Mr. Klay is a novelist and a Marine Corps veteran of the Iraq War. His most recent book is the essay collection “Uncertain Ground: Citizenship in an Age of Endless, Invisible War.”

About 10 years ago, as the war in Afghanistan was slowly, painfully winding down, I walked through Arlington National Cemetery with a fellow Marine veteran and a relative of mine visiting from Ireland. We passed row after row of pristine white tombs, the dead of all the just wars and unjust wars that made and remade this country, and my relative told us he found it quite moving; he hadn’t been expecting that. Perhaps he thought it’d be more bombastic, or obviously militaristic, and he was taken by the beauty and serenity and quiet dignity of the place.

So we brought him to Section 60 to see some of the newest graves, of kids born in the ’90s, and I told him the sight filled me with rage, these young lives thrown into a mismanaged war, where even their deaths, at that late stage, were mostly ignored.

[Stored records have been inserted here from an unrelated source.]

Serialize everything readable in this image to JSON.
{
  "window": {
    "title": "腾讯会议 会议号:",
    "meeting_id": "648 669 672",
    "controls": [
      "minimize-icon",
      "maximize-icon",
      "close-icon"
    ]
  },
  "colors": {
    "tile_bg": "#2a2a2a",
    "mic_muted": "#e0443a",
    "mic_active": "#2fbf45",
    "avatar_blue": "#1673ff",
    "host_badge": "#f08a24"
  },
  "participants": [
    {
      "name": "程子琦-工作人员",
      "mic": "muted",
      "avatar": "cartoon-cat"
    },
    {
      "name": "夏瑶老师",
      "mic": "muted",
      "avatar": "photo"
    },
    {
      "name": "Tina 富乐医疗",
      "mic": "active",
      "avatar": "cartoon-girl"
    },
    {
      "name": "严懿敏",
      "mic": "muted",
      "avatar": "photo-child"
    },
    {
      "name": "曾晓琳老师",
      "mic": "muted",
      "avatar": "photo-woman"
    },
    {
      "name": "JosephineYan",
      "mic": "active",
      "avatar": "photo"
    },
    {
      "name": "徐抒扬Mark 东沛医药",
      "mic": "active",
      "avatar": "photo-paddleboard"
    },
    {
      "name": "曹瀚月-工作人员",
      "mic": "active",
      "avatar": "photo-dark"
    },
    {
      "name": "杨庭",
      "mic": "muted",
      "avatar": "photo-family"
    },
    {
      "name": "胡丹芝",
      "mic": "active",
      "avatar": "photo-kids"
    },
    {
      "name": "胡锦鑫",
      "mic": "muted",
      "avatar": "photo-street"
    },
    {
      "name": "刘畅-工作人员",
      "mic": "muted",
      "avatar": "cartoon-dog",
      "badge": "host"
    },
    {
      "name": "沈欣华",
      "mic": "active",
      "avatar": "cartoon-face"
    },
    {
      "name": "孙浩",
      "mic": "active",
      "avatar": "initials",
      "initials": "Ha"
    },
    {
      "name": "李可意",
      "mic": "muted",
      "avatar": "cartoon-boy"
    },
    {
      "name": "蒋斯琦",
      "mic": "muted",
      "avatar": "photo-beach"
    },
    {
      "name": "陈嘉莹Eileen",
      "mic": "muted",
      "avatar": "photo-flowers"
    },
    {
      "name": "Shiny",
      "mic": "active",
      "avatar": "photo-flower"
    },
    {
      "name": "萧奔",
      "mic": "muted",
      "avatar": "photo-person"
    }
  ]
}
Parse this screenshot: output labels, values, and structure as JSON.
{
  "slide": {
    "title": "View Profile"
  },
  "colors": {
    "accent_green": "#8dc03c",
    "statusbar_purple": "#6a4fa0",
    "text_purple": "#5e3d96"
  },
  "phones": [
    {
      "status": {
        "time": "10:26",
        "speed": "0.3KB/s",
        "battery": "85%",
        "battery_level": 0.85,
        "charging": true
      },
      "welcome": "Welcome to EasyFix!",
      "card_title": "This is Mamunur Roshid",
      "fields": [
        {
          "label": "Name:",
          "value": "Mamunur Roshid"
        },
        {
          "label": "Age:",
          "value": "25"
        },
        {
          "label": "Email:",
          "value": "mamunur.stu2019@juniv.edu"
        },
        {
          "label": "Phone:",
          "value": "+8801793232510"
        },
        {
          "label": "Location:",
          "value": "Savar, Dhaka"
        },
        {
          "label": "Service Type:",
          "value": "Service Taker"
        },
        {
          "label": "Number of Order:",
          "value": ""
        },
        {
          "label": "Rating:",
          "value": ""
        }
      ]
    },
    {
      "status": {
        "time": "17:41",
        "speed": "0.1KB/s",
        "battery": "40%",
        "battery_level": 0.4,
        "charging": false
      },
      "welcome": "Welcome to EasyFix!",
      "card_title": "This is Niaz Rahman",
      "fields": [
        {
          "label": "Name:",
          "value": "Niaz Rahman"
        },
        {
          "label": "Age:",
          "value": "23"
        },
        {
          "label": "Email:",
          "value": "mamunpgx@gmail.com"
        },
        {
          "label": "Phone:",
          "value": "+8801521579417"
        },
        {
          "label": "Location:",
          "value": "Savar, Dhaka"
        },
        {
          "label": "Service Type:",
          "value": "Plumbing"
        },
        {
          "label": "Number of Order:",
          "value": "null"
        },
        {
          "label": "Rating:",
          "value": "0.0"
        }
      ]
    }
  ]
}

Just the background hum of a global superpower.

A couple of years later, in 2021, the Afghan war finally ended, taking with it a few American children of the 2000s, and, in a moral failure laid on top of the military failure, leaving tens of thousands of Afghans who worked with us at risk in the now completely Taliban-controlled country. The last Marines to fall died in a suicide bombing at a gate to Kabul’s airport, a blast that killed 11 Marines, one Navy medic, one soldier and about 170 Afghan civilians. The Marines were trying to manage the chaos of the poorly planned evacuation of Afghans from Kabul — a humanitarian mission at heart, trying to help those we were abandoning. A week before she died, one of the Marines, Sgt. Nicole Gee, posted a photo of her cradling a baby in Kabul and captioned it, “I love my job.”

America responded to those deaths with a drone strike against a Kabul vehicle the military claimed was transporting ISIS members who were about to carry out another attack, but that, in a twist that felt grotesquely emblematic of so many of our failures, turned out to carry an Afghan aid worker. The blast killed the aid worker and his relatives, seven of whom were children. The sort of people those Marines died trying to help.

How do you memorialize the dead of a failed war? At Arlington, it’s easy to let your heart swell with pride as you pass certain graves. Here are the heroes that ended slavery. Here are the patriots who defeated fascism. We think of them as inextricably bound up with the cause they gave their life to. The same can’t be said for more morally troubling wars, from the Philippines to Vietnam. And for the dead of my generation’s wars, for the dead I knew, the reasons they died sit awkwardly alongside the honor I owe them.